90,135,135 are the angle between the vectors as  asked in the question while the angle between the triangles are 90,45,45.

Now, if we have to measure the angle between the vectors then we have to take the direction cosines to our use while taking the interior angles will give a wrong result.

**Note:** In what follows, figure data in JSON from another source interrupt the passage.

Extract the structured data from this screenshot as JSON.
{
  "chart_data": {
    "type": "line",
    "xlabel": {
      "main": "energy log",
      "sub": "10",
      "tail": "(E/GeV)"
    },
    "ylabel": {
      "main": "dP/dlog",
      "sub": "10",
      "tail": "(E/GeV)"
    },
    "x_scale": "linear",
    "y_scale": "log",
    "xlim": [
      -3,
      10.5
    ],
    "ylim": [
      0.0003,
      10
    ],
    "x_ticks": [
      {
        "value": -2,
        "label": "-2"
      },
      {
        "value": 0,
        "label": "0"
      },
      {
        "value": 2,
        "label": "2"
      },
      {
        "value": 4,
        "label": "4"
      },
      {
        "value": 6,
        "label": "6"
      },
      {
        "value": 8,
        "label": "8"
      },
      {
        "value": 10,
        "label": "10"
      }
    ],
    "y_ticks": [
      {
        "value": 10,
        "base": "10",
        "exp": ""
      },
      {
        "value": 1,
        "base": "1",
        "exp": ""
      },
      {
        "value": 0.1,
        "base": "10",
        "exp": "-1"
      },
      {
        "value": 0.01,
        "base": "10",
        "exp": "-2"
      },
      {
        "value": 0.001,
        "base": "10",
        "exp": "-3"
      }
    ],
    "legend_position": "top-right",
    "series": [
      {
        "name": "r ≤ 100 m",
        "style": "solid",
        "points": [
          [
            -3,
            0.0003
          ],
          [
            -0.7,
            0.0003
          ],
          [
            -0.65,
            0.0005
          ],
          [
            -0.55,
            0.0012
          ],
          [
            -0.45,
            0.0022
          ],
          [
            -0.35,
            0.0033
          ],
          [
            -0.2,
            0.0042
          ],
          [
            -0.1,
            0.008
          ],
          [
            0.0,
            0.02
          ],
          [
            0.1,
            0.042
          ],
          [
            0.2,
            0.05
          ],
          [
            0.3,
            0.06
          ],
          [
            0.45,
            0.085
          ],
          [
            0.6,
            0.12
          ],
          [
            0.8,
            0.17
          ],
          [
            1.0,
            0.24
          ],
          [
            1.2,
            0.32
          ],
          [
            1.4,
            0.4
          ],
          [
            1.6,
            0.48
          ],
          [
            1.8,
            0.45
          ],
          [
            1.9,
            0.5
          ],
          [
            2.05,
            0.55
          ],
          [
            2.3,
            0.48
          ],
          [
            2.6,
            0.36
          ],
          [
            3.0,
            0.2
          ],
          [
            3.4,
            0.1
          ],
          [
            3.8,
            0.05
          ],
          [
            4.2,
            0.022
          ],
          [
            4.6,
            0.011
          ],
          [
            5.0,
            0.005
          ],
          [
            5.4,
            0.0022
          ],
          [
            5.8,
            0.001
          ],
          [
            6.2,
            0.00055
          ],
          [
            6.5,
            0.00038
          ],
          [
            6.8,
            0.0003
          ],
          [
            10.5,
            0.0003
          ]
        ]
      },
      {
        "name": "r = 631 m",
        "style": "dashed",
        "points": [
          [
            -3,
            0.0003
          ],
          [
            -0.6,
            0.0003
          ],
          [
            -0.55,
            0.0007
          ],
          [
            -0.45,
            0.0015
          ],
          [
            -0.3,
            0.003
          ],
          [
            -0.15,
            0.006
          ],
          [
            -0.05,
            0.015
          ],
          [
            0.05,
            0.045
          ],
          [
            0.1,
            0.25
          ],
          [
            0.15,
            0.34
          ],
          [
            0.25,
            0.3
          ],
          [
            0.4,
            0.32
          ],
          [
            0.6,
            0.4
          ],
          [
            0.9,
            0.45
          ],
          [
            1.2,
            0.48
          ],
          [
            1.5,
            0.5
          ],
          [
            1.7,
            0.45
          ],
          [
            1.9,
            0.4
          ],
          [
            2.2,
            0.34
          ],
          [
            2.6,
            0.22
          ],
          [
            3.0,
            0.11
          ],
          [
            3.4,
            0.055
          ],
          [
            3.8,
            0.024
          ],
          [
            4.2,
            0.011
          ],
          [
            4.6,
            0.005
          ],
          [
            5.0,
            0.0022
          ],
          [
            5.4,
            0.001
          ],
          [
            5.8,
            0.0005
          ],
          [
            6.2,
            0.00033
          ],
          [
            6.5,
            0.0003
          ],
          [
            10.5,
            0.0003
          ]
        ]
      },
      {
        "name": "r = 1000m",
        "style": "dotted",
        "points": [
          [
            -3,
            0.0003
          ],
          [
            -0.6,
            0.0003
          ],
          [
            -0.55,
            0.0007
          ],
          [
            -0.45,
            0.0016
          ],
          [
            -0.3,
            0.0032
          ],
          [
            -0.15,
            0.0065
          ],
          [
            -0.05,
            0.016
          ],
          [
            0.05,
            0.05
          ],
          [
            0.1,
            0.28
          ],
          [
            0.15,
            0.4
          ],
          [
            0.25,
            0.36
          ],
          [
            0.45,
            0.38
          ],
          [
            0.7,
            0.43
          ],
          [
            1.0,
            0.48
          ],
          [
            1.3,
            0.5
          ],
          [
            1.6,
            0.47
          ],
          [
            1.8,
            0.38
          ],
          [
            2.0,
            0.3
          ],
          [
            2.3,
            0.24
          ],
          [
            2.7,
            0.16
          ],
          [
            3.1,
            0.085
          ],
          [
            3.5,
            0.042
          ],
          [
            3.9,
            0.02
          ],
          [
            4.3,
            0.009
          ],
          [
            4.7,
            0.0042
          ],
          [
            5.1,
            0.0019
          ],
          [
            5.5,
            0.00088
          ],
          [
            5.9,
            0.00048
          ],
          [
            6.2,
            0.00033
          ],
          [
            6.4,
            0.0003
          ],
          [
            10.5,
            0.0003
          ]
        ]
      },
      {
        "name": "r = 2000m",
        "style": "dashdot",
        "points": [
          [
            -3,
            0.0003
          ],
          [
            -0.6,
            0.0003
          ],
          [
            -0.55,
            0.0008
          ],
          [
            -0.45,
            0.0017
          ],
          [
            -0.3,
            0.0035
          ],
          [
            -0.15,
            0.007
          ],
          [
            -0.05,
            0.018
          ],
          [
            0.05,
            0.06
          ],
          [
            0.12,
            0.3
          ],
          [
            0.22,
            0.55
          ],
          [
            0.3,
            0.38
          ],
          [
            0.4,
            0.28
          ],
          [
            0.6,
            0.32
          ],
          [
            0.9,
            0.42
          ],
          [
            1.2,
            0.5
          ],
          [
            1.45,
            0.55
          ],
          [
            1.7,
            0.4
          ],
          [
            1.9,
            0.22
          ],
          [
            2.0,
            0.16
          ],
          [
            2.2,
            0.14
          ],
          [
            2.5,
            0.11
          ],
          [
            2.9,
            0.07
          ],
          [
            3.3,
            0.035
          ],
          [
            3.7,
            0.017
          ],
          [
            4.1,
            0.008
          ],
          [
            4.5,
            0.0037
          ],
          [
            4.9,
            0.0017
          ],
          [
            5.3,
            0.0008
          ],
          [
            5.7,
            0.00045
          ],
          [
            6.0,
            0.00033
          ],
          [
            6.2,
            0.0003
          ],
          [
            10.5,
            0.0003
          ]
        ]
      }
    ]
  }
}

As, in the question the vectors are given as A,B,C thus taking a triangle in which head of A touching tail of B and same goes for the rest.

Taking angles as x,y,z

Here,

A=B and C=$\sqrt{2}A=\sqrt{2}B$

$\frac{A}{sinx} =\frac{B}{siny}=\frac{C}{sinz}$

$\frac{A}{sinx}=\frac{C}{sinz}$

$\frac{A}{sinx} =\frac{\sqrt{2}A }{sin(180-(x+x))}$

$\frac{1}{sinx}=\frac{\sqrt{2} }{sin(2x)}$

$\frac{1}{sinx}=\frac{\sqrt{2} }{2sinxcosx}$

cosx=$\frac{1}{\sqrt{2} }$

x=45.

y=45.

z=90.

Thus angle bet A and B vector=180-z=90.

Thus angle bet B and C vector=180-x=135.

Thus angle bet C and A vector=180-y=135.